MIKE OSSIPOFF wrote:
> 
> But we maximize our utility expectation, or that of our descendants or 
> relatives, in that future election if we advocate a voting system that 
> does very well by social utility, the sum of the voters' utilities.
> 
> That's a good reason to judge methods by SU, and I claim that it's 
> completely compellling.

I think there is a need for SU as a standard, but wish I could find a 
rock-solid justification for translating unbounded individual utilities 
to a common scale before summing them, as is commonly done.  It seems 
useful to do so, since it's close to what an election method does 
anyway, but technically your future expectation should be maximized by 
summing the *unbounded* utilities (at least if all voters are equally 
likely to have extreme utilities some time in the future).
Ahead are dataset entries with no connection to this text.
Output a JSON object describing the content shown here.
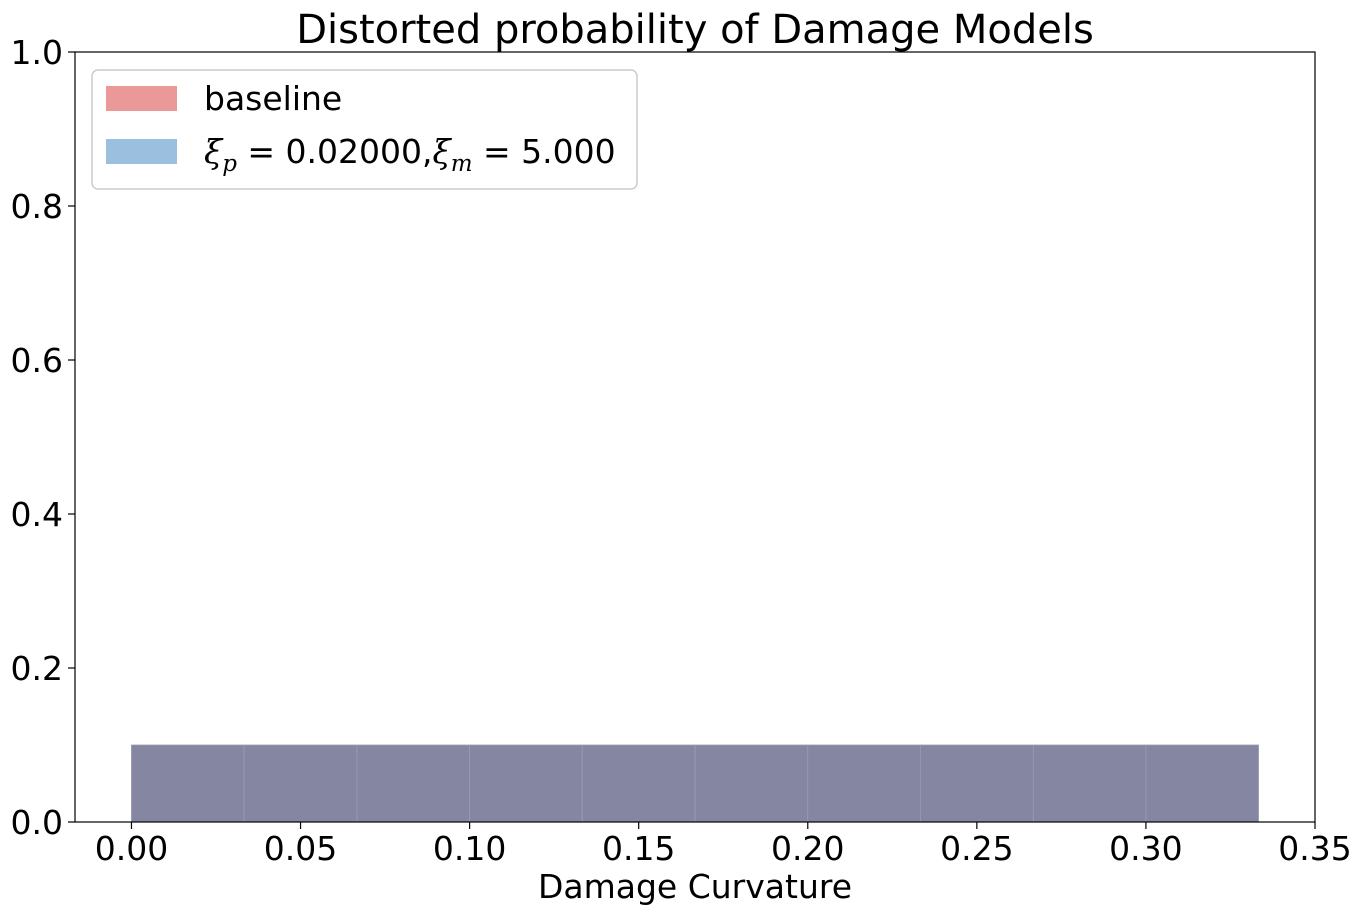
{
  "chart_data": {
    "type": "bar",
    "title": "Distorted probability of Damage Models",
    "xlabel": "Damage Curvature",
    "ylabel": "",
    "xlim": [
      -0.0167,
      0.35
    ],
    "ylim": [
      0,
      1.0
    ],
    "xticks": [
      "0.00",
      "0.05",
      "0.10",
      "0.15",
      "0.20",
      "0.25",
      "0.30",
      "0.35"
    ],
    "yticks": [
      "0.0",
      "0.2",
      "0.4",
      "0.6",
      "0.8",
      "1.0"
    ],
    "bin_edges": [
      0.0,
      0.0333,
      0.0667,
      0.1,
      0.1333,
      0.1667,
      0.2,
      0.2333,
      0.2667,
      0.3,
      0.3333
    ],
    "series": [
      {
        "name": "baseline",
        "color": "#e88d8d",
        "values": [
          0.1,
          0.1,
          0.1,
          0.1,
          0.1,
          0.1,
          0.1,
          0.1,
          0.1,
          0.1
        ]
      },
      {
        "name": "ξp = 0.02000,ξm = 5.000",
        "color": "#8fb8db",
        "values": [
          0.1,
          0.1,
          0.1,
          0.1,
          0.1,
          0.1,
          0.1,
          0.1,
          0.1,
          0.1
        ]
      }
    ],
    "overlap_color": "#8586a2",
    "grid": false,
    "legend_position": "top-left"
  }
}
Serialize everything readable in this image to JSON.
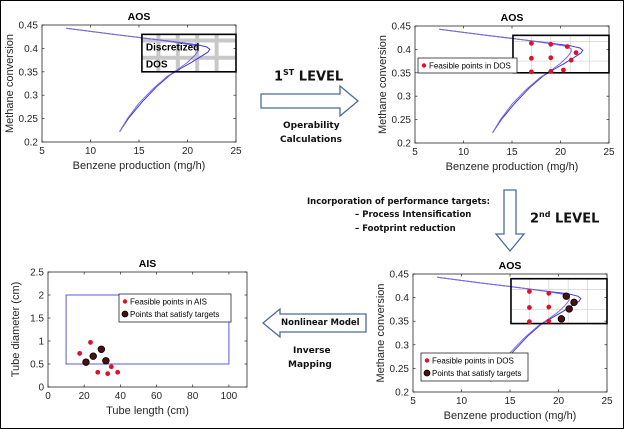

> If distances in issue-space are measured by city-block distance, then 
> the CW always maximizes SU in spatial models.
> 
> If distance in issue-space is measured by Euclidean distance, then the 
> CW maximizes SU under the conditions assumed in all spatial simulations.
> 
> If, for any line through come central point in issue space, the voter 
> population density distribution is the same in both directions along 
> that line from the central point, then, even with Euclidean distance, 
> the CW maximizes SU.
> 
> The condition in the above paragraph is met, for instance, if the voters 
> are normally distributed about a central point in each issue dimension, 
> as is routinely assumed in spatial model simulations.

This doesn't seem possible for more than one dimension-- don't Merrill's 
models show sincere Borda yeilding slightly higher SU than the CW in two 
dimensions, and Approval higher than both when there are only three 
candidates?

Bart